7960374070?profile=originalGerardo Aponte, a ground maintenance worker for the town of Lantana, stops traffic on Ocean Avenue as a donated ponytail palm is moved from Hypoluxo Island to the Lantana Public Library. Kurtis Boggs/The Coastal Star

By Mary Thurwachter

    A week after a large ponytail palm tree was uprooted and moved from Hypoluxo Island to the Lantana Library, Kathy Dunn went to take a look.
    “It looks like it’s always been there,” said Dunn. “It brought a smile to my face.”  
    She and her husband, Pat Dunn, who are about to begin construction on their new home on Hypoluxo Island, donated the 70-year-old tree to the town of Lantana.
    It’s not that the couple didn’t like the palm, with its ribbon-like leaves unfolding like a fountain and curling downward like a ponytail. The palm had to go because of the long, thin configuration of the property and the town’s new zoning requirements for new homes. The 1956 house that had occupied the property was torn down last year after having been vacant for five years.
    Simply cutting down the ponytail palm, about 22 feet tall, was not an option for the Dunns, who currently live in a Boca Raton condo.
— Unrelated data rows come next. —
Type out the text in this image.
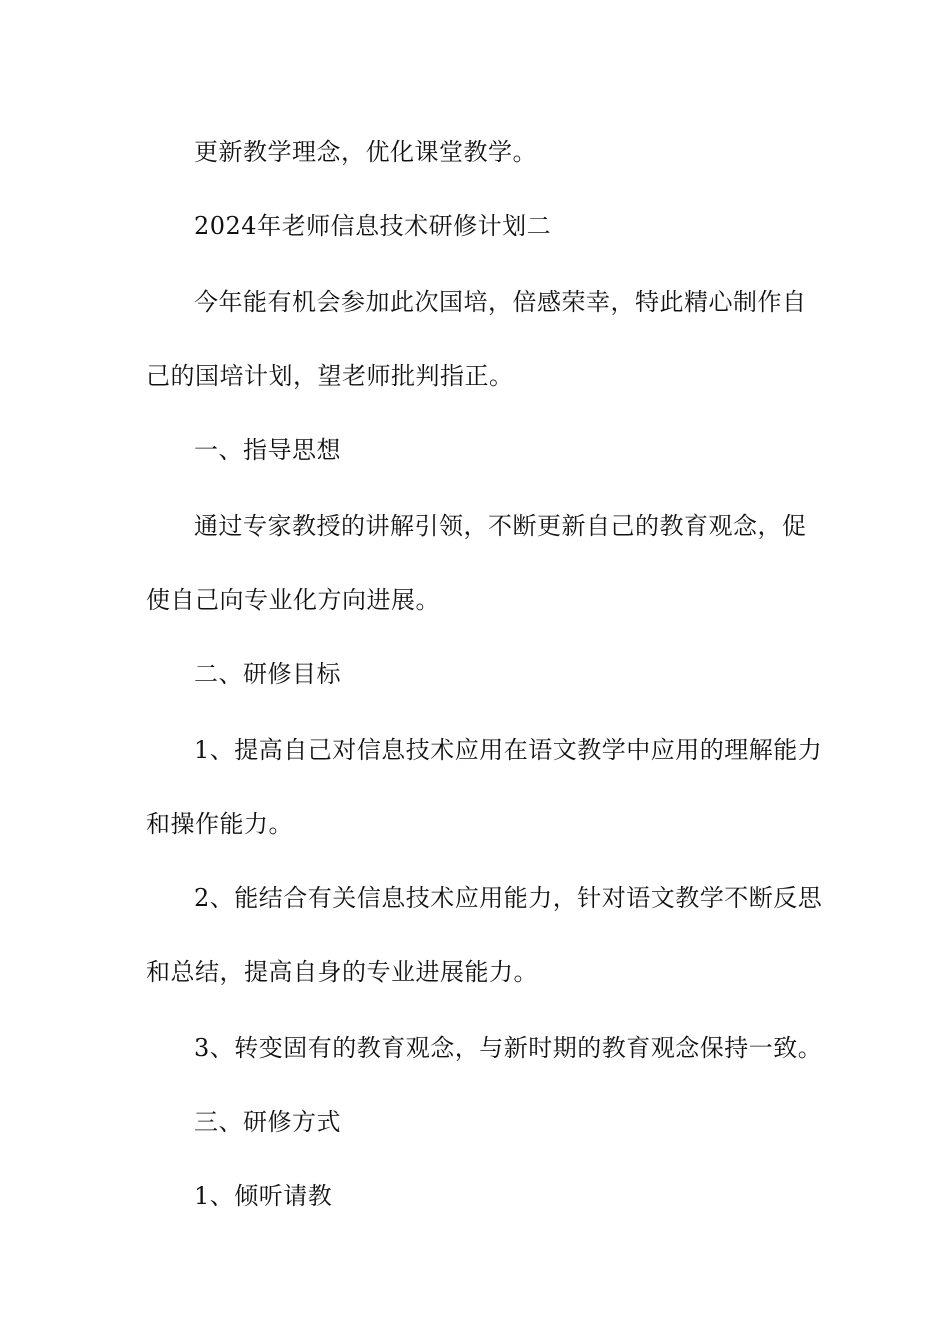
更新教学理念，优化课堂教学。

2024年老师信息技术研修计划二

今年能有机会参加此次国培，倍感荣幸，特此精心制作自

己的国培计划，望老师批判指正。

一、指导思想

通过专家教授的讲解引领，不断更新自己的教育观念，促

使自己向专业化方向进展。

二、研修目标

1、提高自己对信息技术应用在语文教学中应用的理解能力

和操作能力。

2、能结合有关信息技术应用能力，针对语文教学不断反思

和总结，提高自身的专业进展能力。

3、转变固有的教育观念，与新时期的教育观念保持一致。

三、研修方式

1、倾听请教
    “It’s an astounding palm,” she said. “We wanted it to go where somebody would love it as it had been loved in the past.”
    So when the old house was demolished last fall, the couple called in tree experts, including Lantana’s arborist Mike Greenstein, to plot a future for the decades-old palm.  
    Town Manager Mike Bornstein said the library was chosen since its landscape needed a signature feature.  
“It has been said the tree looks as if it were drawn by Dr. Seuss, which makes it great in front of the library,” Bornstein said.  “The library is going through landscape beautification with irrigation, trees, fencing, plantings and energy efficiency upgrades. The tree just happened to fit into that effort.”
    The town spent $2,600 from money set aside for library beautification.
    “It’s a champion tree (the largest specimen of that species) as defined by our code,” Bornstein said. “The tree should survive nicely since it is indigenous to an arid climate and has a hearty root system.”
    Moving day (Feb. 1) proved to be quite a show, Dunn said. The tree movers arrived at 9 a.m. and it took until 11:30 a.m. before the palm was loaded.
    Because of the way the tree was positioned on the truck, the driver had to drive backward from the site on North Atlantic Drive and over the Ocean Avenue bridge to the library at 205 W. Ocean Ave.
    Workers had to use long sticks to lift the power lines on Atlantic so the truck and tree could pass, Dunn said.